Ithe reason I asked is I have two ducks that I am trying to figure out what they are... If I can get a hold of a digital camera I will post pics... My hubby got them for me at easter... he thought they were pekin ducks(he doesn't know much about ducks) ... I know they are not pekin.. they have dark greyish beaks ... and one is a golden golor and the other is white with greyish mixed thru the feathers... both are really pretty
Really, Muscovy? Cetawin's look like gold phase to me (in the pics where they are starting to feather). Wifezilla's look like silver phase, except for possibly the one on the bottom in the last photo.
I didn't know you could tell by down color! That is good to know. Maybe in the baby pics it is just the tone or lightness of the photo. Of course, I haven't had WH before so I could be completely wrong about the pics where the birds are older.
I have read previously about the difference in color of the wing speculum. That seems to be the key distinction. It is interesting that I am reading that what we call the Silver WH was originally an entirely different breed when it was developed and was larger than the Gold. Some of the original Golds were bred to Aylesburies and the breed was called the Walesbury.
I don't know gold or silver at this point. The one on the left in my first picture is Bebe. She was the "blonde" in the group. She had no "cap" at all when I first got them. Wendy had a very slight brown cap. Shelley had a distinct black tipped cap. Bebe and Wendy are brown and white and look a lot alike now (except Bebe is small compared to Wendy).

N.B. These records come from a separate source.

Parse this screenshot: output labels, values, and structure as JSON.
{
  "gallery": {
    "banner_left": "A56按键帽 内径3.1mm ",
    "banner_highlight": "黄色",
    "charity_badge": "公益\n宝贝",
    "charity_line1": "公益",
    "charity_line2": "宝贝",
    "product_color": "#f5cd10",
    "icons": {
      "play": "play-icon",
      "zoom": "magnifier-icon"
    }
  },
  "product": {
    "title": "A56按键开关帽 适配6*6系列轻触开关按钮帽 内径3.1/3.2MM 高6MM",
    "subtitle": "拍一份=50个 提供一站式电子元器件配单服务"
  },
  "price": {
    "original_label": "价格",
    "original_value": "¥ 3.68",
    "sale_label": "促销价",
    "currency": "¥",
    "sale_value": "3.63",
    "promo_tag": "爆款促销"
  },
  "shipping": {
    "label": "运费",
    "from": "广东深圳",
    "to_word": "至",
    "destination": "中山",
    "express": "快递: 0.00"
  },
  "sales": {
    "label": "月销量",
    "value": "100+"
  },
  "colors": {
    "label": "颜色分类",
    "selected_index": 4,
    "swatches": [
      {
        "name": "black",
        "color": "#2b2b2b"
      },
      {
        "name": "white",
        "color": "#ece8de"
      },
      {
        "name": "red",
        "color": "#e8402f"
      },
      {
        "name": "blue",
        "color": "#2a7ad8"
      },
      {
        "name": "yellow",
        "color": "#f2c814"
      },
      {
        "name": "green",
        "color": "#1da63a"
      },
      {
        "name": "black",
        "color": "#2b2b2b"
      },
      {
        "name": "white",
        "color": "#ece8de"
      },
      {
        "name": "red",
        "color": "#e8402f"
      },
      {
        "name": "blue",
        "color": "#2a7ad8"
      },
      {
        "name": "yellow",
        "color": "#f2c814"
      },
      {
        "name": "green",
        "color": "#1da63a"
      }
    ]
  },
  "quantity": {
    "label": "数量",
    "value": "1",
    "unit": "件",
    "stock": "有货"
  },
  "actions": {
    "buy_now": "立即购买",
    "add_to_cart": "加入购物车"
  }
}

Shelley is on the right in the first picture and the one you see in full profile in the next photo. She doesn't have any brown on her, just different shades of black and gray. So, from what I understand, she is Silver for sure.
Now I just have to wait for their "racing stripes" to come in to know for sure on the other two
A lot of the 'poorly' bred silver phase Welsh will have a brown tone, or cast to them. I say 'poorly' only to mean that they're not bred to the SOP and are not culled for poor color/markings. Not to mean that they're less 'valuable' to a home flock - just those interested in show.
That duck has the gold cast to her head, I think she was gorgeous, however, I don't believe that she would be a good specimen under the SOP. Since I don't show I went ahead and kept her. She clearly shows the vibrant blue wing speculum. Gorgeous blue!
A lot of birds will also have that brown cast to their breast area - again, not a good SOP specimen but for the backyard/mutt flock not a problem. Only a problem if you're wanting to promote the breed and perpetuate it with the SOP in mind.
Gold phase birds are a light fawn, there aren't the dark tips to the feathers like with silver. I'll have to see if i have a photo of a gold hen. This drake will show what the other discernible feature is, the tail head.
This is a photo of a not-so-good gold as she doesn't really have the brown tips to her feathers like she should - but she does have the other characteristics of the gold phase in the tail head and wing speculum, which I also have a photo for. She is not a good specimen because she has the improper bill color. I did cull for that although with this duck I kept her as she was the only gold phase I had at the time. All of my golds seemed to be prone to premature death for some reason. If a Welsh was going to die or be killed, it was a gold, usually. Blah. Brown is one of my favorite colors!
Hope that helps. Those are the two characteristics that I am aware of that definitely determine whether a bird is gold or silver.